The Broader Significance

Message 1173 is more than just a single debugging insight. It represents a turning point in the optimization of the cuzk proving engine. The previous phases (Phase 1: batch-mode pipeline, Phase 2: async overlap, Phase 3: cross-sector batching) had all delivered significant throughput improvements — 1.27x, 1.46x, and so on. Phase 4 was supposed to be the "easy" micro-optimization phase, where known bottlenecks were fixed with straightforward code changes. Instead, it turned into a deep investigation that revealed the optimization problem was more complex than anticipated.

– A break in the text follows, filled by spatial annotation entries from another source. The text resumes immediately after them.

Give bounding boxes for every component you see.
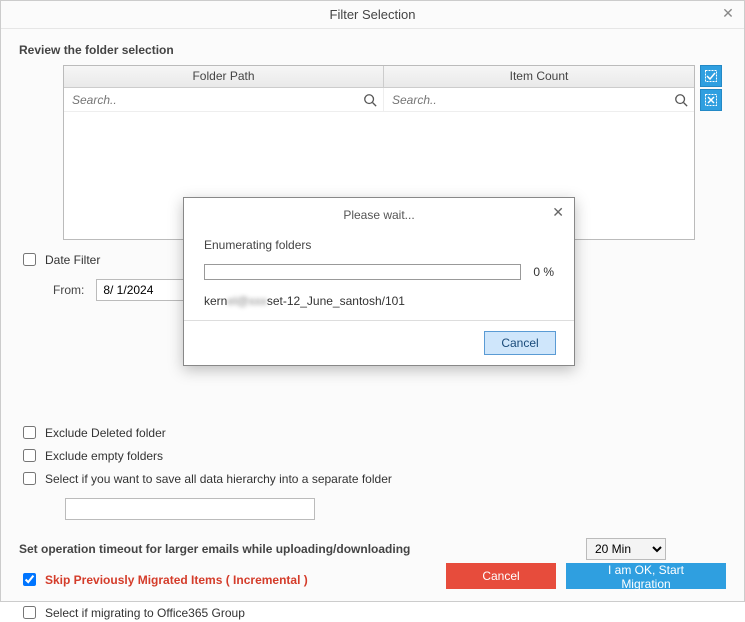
modal-title-text: Please wait... [343, 208, 414, 222]
skip-checkbox[interactable] [23, 573, 36, 586]
save-hierarchy-row: Select if you want to save all data hier… [19, 469, 726, 488]
close-icon[interactable]: ✕ [718, 3, 738, 23]
date-filter-label: Date Filter [45, 253, 100, 267]
uncheck-all-button[interactable] [700, 89, 722, 111]
path-blur: el@xxx [227, 294, 267, 308]
x-icon [705, 94, 717, 106]
modal-cancel-button[interactable]: Cancel [484, 331, 556, 355]
column-item-count[interactable]: Item Count [384, 66, 694, 87]
grid-search-row [64, 88, 694, 112]
search-icon[interactable] [363, 93, 377, 107]
exclude-deleted-row: Exclude Deleted folder [19, 423, 726, 442]
timeout-row: Set operation timeout for larger emails … [19, 538, 726, 560]
skip-label: Skip Previously Migrated Items ( Increme… [45, 573, 308, 587]
from-label: From: [53, 283, 84, 297]
progress-row: 0 % [204, 264, 554, 280]
window-title: Filter Selection [330, 7, 416, 22]
office365-checkbox[interactable] [23, 606, 36, 619]
hierarchy-path-input[interactable] [65, 498, 315, 520]
review-heading: Review the folder selection [19, 43, 726, 57]
search-folder-path[interactable] [70, 92, 363, 108]
exclude-empty-label: Exclude empty folders [45, 449, 163, 463]
titlebar: Filter Selection ✕ [1, 1, 744, 29]
modal-footer: Cancel [184, 320, 574, 365]
modal-status-text: Enumerating folders [204, 238, 554, 252]
search-cell-path [64, 88, 384, 111]
exclude-empty-row: Exclude empty folders [19, 446, 726, 465]
timeout-select[interactable]: 20 Min [586, 538, 666, 560]
check-all-button[interactable] [700, 65, 722, 87]
date-filter-checkbox[interactable] [23, 253, 36, 266]
office365-row: Select if migrating to Office365 Group [19, 603, 726, 622]
from-date-input[interactable] [96, 279, 191, 301]
check-icon [705, 70, 717, 82]
exclude-deleted-label: Exclude Deleted folder [45, 426, 166, 440]
progress-percent: 0 % [533, 265, 554, 279]
path-suffix: set-12_June_santosh/101 [267, 294, 405, 308]
footer-buttons: Cancel I am OK, Start Migration [446, 563, 726, 589]
search-icon[interactable] [674, 93, 688, 107]
path-prefix: kern [204, 294, 227, 308]
cancel-button[interactable]: Cancel [446, 563, 556, 589]
search-cell-count [384, 88, 694, 111]
close-icon[interactable]: ✕ [552, 204, 564, 221]
modal-body: Enumerating folders 0 % kernel@xxxset-12… [184, 232, 574, 320]
modal-path-text: kernel@xxxset-12_June_santosh/101 [204, 294, 554, 308]
save-hierarchy-label: Select if you want to save all data hier… [45, 472, 392, 486]
column-folder-path[interactable]: Folder Path [64, 66, 384, 87]
grid-header: Folder Path Item Count [64, 66, 694, 88]
save-hierarchy-checkbox[interactable] [23, 472, 36, 485]
grid-side-buttons [700, 65, 722, 111]
search-item-count[interactable] [390, 92, 674, 108]
office365-label: Select if migrating to Office365 Group [45, 606, 245, 620]
exclude-empty-checkbox[interactable] [23, 449, 36, 462]
progress-bar [204, 264, 521, 280]
timeout-label: Set operation timeout for larger emails … [19, 542, 410, 556]
filter-selection-window: Filter Selection ✕ Review the folder sel… [0, 0, 745, 602]
exclude-options: Exclude Deleted folder Exclude empty fol… [19, 423, 726, 520]
please-wait-dialog: Please wait... ✕ Enumerating folders 0 %… [183, 197, 575, 366]
exclude-deleted-checkbox[interactable] [23, 426, 36, 439]
modal-titlebar: Please wait... ✕ [184, 198, 574, 232]
start-migration-button[interactable]: I am OK, Start Migration [566, 563, 726, 589]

The lesson is general: in sufficiently complex systems, intuition about where time is spent is often wrong. The only reliable guide is measurement — and even then, the right measurement (a flat profile showing function-level self-time) can contradict the wrong measurement (a coarse perf stat showing instruction counts). The assistant's journey from perf stat to perf record to subagent analysis to the final insight is a testament to the importance of using the right tool for the right question.

Conclusion

Message 1173 captures the moment when a performance optimization effort pivots from a failing strategy to a promising new direction. The Vec recycling pool, the interleaved A+B eval, and the software prefetch were all reasonable optimizations based on the available data. But the data was incomplete. Only when the assistant deployed call-graph profiling and systematically analyzed the results did the true bottleneck emerge: not the six Vecs per enforce call, but the dozens of temporary LinearCombination objects created by Boolean::lc() inside the closures.

The new approach — adding in-place methods to Boolean and Num to eliminate temporary allocations at their source — is a direct consequence of this corrected understanding. Whether it delivers the expected 15–25% improvement remains to be measured in the next iteration. But regardless of the outcome, the methodological lesson stands: trust the profiler, not your intuition. The smoking gun was there all along, hidden in the perf data. It just took the right question to find it.